Design and construction
- Architect: Denis Santry
- Architecture firm: Swan & MacLaren

= Maritime Building =

The Maritime Building, initially known as the Union Insurance Society of Canton Building, or simply the Union Building, was a building located along the waterfront of the Singapore River in Collyer Quay.

==Description==
The building was seven storeys tall and had a basement. The building had three lifts. The frontage of the building was designed in the style of English renaissance, and comprised a row of arches on the building's ground floor, colonnades on three floors, and an ornamental cornice projecting seven feet. The building featured a flat roof. A 60 ft tower surmounted the centre of the building.

The entrance hall of the building was large and spacious. The entrance door was 15 ft high and was made of bronze. Both the floors and the walls of the building were made of different types of marble, and the ceiling was decorated with mosaics. The ground floor was made of dressed granite, which was on top of artificial granite. A pair of bronze lamps hung out of the entrance of the building.

==History==
The proposal for a new building in Collyer Quay was made by the Union Insurance Society of Canton in February 1922. Architectural firm Swan and MacLaren were commissioned to design the building. The building was to be built on site of the former office building of Boustead & Co., which lasted from 1866 to December 1921, when the land was sold to the Union Insurance Society of Canton. Construction of the building commenced in May 1922 and ended in 1924, costing $1,125,000. The architect of the building was Irish architect Denis Santry of Swan and MacLaren. The official opening ceremony of the building was held on 26 September 1925 at noon. The building was used by British Information Services in 1963.

The building was sold to Island Investment and Agency Corporation in 1964. The building was renamed as Maritime Building by the Island Investment and Agency Corporation in January 1965. Tenants of the building at that time included Boustead & Co., the Far East Shipping Company, Ben Line Steamers, Fraser and Company, Peat Marwick and Mitchell, and Suckling and McDonald.
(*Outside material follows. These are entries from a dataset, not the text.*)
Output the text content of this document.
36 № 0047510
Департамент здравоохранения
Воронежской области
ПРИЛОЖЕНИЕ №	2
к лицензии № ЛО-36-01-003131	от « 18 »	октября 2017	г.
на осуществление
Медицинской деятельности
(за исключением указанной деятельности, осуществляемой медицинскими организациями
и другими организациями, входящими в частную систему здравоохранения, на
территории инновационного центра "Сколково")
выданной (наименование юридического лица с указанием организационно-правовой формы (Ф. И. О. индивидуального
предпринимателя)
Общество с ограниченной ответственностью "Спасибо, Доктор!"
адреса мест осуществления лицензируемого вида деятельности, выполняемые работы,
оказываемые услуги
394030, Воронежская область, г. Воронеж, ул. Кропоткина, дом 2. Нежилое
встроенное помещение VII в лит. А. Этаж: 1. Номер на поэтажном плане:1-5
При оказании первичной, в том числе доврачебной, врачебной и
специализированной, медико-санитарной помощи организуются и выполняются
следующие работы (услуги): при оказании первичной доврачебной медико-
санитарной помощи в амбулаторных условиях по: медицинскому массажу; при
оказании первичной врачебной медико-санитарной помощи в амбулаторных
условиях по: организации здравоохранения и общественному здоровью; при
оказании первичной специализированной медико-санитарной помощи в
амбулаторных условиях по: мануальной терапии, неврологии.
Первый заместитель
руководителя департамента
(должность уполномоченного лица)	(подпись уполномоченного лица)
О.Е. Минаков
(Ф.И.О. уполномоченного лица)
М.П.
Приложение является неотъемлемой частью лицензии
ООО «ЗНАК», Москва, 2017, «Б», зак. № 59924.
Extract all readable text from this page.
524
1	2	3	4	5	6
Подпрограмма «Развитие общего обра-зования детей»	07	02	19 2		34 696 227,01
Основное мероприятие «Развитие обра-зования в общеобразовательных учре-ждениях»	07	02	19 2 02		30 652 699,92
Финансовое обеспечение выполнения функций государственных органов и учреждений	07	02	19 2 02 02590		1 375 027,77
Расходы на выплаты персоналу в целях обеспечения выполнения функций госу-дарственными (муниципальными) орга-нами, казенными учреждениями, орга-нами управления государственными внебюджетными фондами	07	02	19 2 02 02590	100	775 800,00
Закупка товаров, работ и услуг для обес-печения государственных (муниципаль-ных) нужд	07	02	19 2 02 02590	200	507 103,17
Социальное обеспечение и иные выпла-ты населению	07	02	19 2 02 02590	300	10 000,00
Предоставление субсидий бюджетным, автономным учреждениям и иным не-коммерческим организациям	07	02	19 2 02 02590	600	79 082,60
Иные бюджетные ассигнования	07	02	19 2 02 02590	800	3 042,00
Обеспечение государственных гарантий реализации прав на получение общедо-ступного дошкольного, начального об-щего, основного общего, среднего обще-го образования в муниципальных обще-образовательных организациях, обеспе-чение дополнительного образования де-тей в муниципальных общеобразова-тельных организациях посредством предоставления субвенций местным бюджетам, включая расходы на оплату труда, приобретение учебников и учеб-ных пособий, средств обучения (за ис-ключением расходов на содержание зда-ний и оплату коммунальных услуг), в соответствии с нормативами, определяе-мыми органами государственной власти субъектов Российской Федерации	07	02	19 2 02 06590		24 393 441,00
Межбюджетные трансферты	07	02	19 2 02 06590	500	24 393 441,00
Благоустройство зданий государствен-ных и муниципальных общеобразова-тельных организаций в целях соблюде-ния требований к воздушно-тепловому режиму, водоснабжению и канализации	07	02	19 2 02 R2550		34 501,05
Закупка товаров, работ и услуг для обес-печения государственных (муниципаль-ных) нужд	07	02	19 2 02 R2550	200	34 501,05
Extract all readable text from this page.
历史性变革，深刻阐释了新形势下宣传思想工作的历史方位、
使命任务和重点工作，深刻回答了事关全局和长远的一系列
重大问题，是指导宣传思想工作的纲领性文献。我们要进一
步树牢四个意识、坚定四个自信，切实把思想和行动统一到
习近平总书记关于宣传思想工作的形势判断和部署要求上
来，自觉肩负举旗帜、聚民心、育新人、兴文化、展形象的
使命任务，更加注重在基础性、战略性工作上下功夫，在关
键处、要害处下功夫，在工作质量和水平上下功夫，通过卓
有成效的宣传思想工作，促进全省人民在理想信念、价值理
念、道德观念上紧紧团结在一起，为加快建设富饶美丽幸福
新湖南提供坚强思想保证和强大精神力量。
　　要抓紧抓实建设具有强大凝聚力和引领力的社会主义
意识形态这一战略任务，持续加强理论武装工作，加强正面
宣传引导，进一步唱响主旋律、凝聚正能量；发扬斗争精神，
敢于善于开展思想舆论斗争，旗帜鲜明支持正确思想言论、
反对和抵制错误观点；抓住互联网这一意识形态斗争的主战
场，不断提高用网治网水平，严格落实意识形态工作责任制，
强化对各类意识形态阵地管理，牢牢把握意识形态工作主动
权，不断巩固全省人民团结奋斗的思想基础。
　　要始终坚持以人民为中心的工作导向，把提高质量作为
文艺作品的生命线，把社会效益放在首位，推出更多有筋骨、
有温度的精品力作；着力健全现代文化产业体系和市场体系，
A proposal to demolish the building was made in 1980. Boustead & Co. moved out of the building in 1981. The Maritime building was demolished in 1982, and the former site of the building was sold to the Orient Overseas Container Line. The building had to be demolished from the top, as knocking down the building would cause debris to land on passing cars. The building was replaced by the Tung Centre.